The 2011 General Assembly unfortunately has taken a pass on sending Hoosiers a clear message on the importance of transparency in government.

It’s not that most senators and representatives disfavor the concept.

On the contrary, numerous bills require public hearings before government decisions are made, create obligations for public agencies to report money spent or progress made, and require public notice advertisements to give citizens a heads up about actions undertaken or contemplated by their government.

All these things are done under the banner of transparency.

But transparency fails when a public official decides to ignore the law – refusing a rightful record request under the Access to Public Records Act or unlawfully discussing public business behind closed doors despite the Open Door Law.

That’s why it’s such a disappointment that bills designed to give teeth to the state’s public access laws apparently will die this month without a hearing in either the Senate or the House.
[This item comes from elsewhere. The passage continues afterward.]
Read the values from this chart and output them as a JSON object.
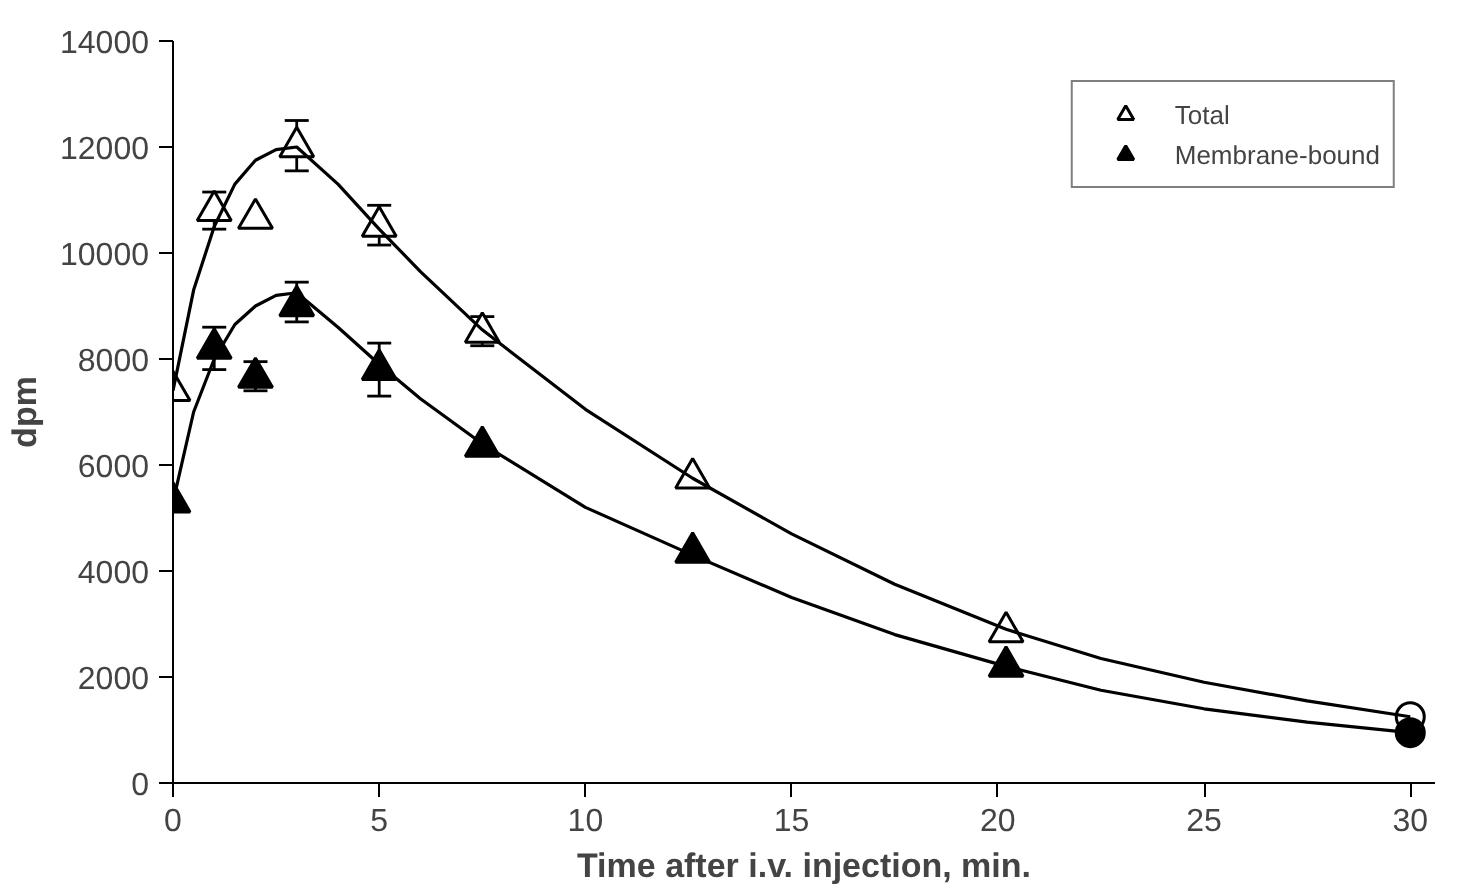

It’s particularly galling when similar legislation over the past two years has passed the Senate 49-0 and the House 98-0. In both cases, the effort died for lack of a committee in the other chamber.
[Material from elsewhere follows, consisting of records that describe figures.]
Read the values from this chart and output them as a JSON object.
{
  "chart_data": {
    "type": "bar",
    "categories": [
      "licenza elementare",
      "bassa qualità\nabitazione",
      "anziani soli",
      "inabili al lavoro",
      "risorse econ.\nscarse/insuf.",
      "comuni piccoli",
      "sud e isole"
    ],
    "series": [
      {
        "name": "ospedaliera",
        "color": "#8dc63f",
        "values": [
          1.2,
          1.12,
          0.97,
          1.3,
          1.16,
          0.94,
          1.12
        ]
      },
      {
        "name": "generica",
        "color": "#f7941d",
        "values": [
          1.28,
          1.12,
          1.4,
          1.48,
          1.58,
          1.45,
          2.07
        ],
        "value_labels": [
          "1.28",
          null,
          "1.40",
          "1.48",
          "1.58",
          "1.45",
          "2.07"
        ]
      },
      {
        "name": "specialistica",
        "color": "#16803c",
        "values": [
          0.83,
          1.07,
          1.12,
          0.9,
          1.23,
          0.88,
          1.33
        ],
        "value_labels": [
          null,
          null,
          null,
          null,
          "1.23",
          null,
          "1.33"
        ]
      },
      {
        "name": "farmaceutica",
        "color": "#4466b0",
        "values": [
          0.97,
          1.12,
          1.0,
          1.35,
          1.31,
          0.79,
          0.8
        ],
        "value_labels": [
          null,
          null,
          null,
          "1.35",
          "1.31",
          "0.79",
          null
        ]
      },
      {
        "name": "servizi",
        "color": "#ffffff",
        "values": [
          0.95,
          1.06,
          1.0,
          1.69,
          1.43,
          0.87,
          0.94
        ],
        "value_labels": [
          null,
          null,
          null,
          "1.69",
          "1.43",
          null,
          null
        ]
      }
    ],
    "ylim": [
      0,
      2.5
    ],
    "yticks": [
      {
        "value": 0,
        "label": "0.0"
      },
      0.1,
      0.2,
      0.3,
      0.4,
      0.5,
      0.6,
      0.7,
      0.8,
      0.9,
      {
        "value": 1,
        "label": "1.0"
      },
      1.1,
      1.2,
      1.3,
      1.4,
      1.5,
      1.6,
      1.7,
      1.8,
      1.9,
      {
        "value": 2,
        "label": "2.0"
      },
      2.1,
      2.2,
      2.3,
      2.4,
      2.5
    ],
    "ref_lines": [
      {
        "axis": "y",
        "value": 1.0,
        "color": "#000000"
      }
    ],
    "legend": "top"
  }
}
S.B. 70, authored by Sen. Sue Landske, R-Cedar Lake, and H.B. 1487, authored by Rep. Kathy Richardson, R-Noblesville, will fall by the wayside.

Organizations that represent elected officials and who have consistently opposed the legislation, such as the Indiana Association of Cities and Towns, Indiana School Boards Association and Association of Indiana Counties, can claim victory for another year.
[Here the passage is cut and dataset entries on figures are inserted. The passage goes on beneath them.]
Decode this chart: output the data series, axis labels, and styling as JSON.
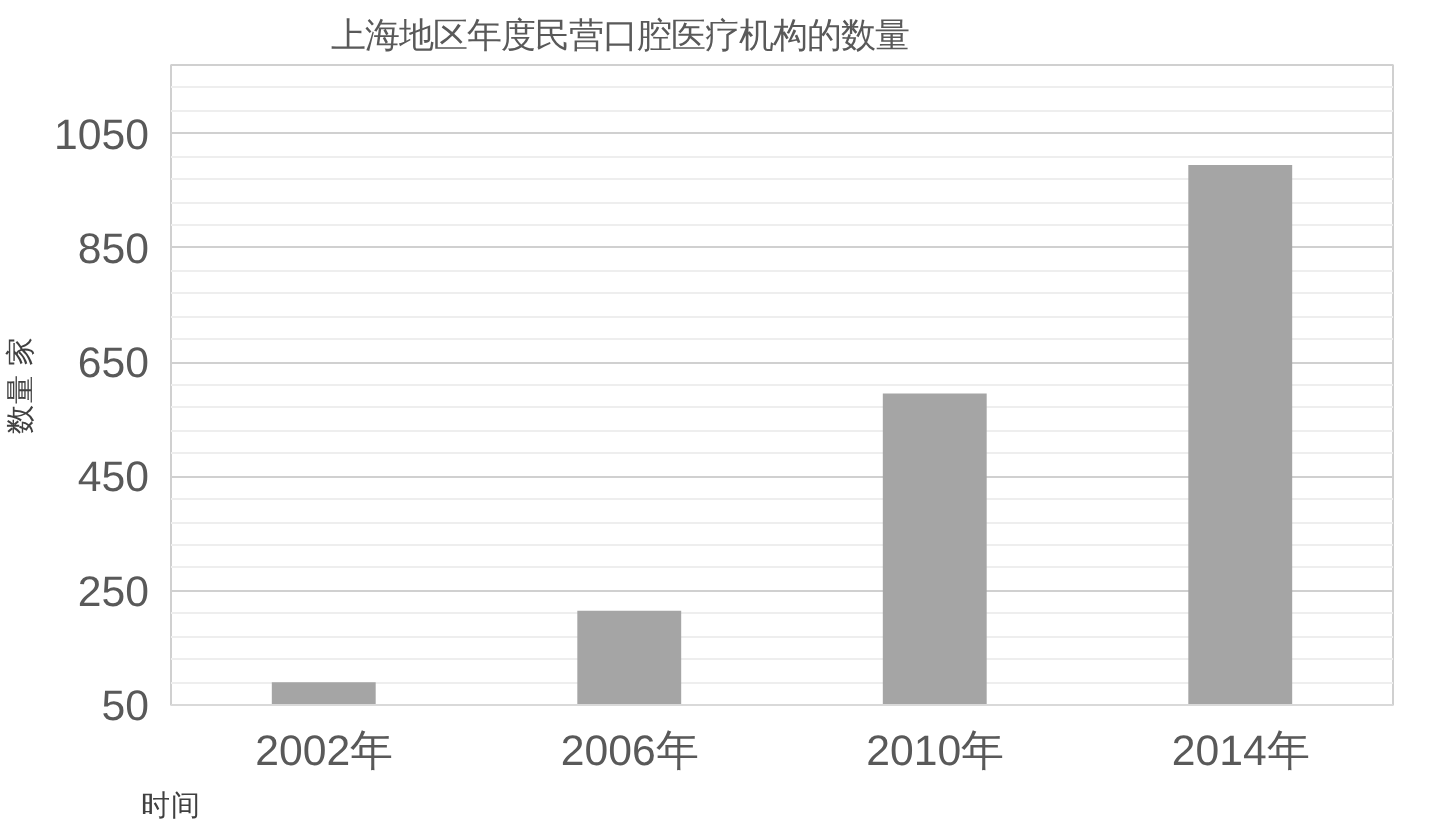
{
  "chart_data": {
    "type": "bar",
    "title": "上海地区年度民营口腔医疗机构的数量",
    "xlabel": "时间",
    "ylabel": "数量 家",
    "categories": [
      "2002年",
      "2006年",
      "2010年",
      "2014年"
    ],
    "values": [
      90,
      215,
      595,
      995
    ],
    "color": "#a5a5a5",
    "ylim": [
      50,
      1170
    ],
    "yticks": [
      50,
      250,
      450,
      650,
      850,
      1050
    ],
    "grid": "y"
  }
}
They don’t want to expose their members to the possibility of personal liability for actions taken contrary to the state’s public access laws.

It’s hard to appreciate a position that protects those who would deny the public’s ability to exercise the fundamental democratic right to hold government accountable.

Sen. Ron Alting, R-Lafayette, doomed S.B. 70 just as he killed similar legislation in 2010.

Last year Alting cited a $4,000 price tag attached to the bill and a Senate leadership decision to hear no bill with a negative fiscal impact as the reason to not conduct a committee hearing.

This year no reason was given – just a voicemail message from his legislative assistant.

Meanwhile, Rep. Phil Hinkle, R-Indianapolis, apologized for a reversal from an earlier commitment to give H.B. 1487 a hearing. He cited a lack of time as his committee worked to beat a deadline to craft bills concerning township government reform and anti-nepotism legislation.

To ease the sting, Hinkle offered to work on the legislation for 2012. Hinkle’s word has been good in the past, and I believe it will be in the future.

The problem in 2011 may be that legislators are hearing complaints from local officials on how bad they are getting beaten up by the General Assembly with various reform measures and property tax caps squeezing local budgets, so adding a civil fine for deliberate violations of the state’s access laws might be perceived as too much.

So for another year, citizens in communities such as Fort Wayne can be fined up to $100 a day for failing to keep their grass cut or up to $2,500 a day for littering.

But if a local official deliberately denies a citizen the opportunity to inspect or receive a public record or attend a public meeting, no consequences exist for the official’s trampling of the democratic process.

Stephen Key is executive director and general counsel of HSPA.